The problem with viewing God from a context is that one could become so absorbed in that context, thus when removed from it one gets disoriented and loses focus. God becomes a memory associated with old friends and distant places. He ceases to appear to be present in one's life.
There was a time when I purged my room from all things that would distract me from my goal of serving God. Any book, song, poem, dream, goal, or even person that was not directly "of God", I stayed away from. An acquaintance from law school saw me at Powerbooks with an armload of Philip Yancey books. She looked at the titles and asked me, "Ella, are you going through a phase?" I replied, "No, this is not a phase. This is forever."
I have read all those books and yet I hunger for other books now. I hunger. I thirst.

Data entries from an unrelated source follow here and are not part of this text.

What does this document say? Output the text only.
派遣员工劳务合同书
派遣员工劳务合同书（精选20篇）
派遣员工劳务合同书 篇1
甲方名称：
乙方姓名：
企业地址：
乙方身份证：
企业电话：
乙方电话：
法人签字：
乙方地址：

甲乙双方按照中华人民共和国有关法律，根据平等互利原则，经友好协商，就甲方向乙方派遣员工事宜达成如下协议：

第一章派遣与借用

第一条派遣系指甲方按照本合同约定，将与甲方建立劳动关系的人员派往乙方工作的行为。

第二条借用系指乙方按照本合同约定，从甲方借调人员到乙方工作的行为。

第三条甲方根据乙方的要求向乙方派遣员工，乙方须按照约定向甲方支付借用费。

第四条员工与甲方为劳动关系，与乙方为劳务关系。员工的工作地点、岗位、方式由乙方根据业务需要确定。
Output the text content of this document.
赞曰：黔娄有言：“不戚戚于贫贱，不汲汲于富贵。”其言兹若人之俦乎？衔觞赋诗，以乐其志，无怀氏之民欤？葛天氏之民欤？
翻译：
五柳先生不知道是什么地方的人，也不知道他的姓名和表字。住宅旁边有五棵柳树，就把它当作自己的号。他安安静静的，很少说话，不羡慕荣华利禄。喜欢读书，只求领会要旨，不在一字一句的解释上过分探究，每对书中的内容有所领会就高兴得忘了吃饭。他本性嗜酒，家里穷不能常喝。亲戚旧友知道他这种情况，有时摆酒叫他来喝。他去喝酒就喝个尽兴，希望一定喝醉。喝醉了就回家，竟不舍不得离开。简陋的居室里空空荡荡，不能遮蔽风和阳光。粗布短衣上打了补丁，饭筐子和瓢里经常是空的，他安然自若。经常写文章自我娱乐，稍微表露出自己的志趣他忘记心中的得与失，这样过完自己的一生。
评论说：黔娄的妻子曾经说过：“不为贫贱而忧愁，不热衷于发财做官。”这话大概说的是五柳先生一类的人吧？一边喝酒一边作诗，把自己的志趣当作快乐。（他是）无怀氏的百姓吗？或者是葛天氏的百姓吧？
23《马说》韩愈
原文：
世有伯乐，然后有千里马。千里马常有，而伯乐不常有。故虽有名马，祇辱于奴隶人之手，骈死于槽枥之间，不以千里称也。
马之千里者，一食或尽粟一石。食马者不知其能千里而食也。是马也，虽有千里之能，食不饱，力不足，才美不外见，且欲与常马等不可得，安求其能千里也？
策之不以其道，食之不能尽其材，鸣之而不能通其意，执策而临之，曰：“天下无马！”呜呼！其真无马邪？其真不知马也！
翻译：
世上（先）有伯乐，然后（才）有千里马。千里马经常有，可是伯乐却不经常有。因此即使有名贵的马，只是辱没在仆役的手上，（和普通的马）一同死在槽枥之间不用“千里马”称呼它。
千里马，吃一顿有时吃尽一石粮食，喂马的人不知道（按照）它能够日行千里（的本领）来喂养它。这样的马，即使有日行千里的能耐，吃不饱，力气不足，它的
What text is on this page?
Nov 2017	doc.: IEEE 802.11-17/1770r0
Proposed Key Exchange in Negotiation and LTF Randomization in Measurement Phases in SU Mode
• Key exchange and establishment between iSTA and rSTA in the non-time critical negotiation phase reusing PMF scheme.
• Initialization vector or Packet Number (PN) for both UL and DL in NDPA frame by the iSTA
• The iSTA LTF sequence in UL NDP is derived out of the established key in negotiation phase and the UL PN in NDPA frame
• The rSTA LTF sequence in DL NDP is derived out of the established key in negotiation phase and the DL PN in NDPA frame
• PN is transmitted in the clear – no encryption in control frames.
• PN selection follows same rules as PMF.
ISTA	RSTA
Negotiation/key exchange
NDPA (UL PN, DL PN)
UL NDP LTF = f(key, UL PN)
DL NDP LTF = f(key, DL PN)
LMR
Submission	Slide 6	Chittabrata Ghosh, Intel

I have since then expanded my library and welcomed back the fantasy and fiction books that I had loved as a child. I guess you could say the extreme seclusion from all things of this world was a phase. I did not enter a monastery. I left my life as a missionary.
I have returned to my ordinary life and realized for myself that God is everywhere, and that He is bigger than how I pictured Him to be. He is present in pop culture. He is visible in secular movies and songs. He is in the difficult person at work. He is in the person who rejected me. I don't have to look for him with my overzealous concentration.
Right now I'm reading a book about a Jewish girl who had Communist parents. Davita's Harp by Chaim Potok is an eye-opener for me. I have nothing in common with this girl, yet, I see myself in her. The search that leads to God is universal. I am not yet done with the book.
Philip Yancey remains to be one of my favorite authors, but I have a very long list of favorites. It doesn't matter. My brain can sift through their themes. And my heart can extract their messages.
I am learning to trust in God and in myself more.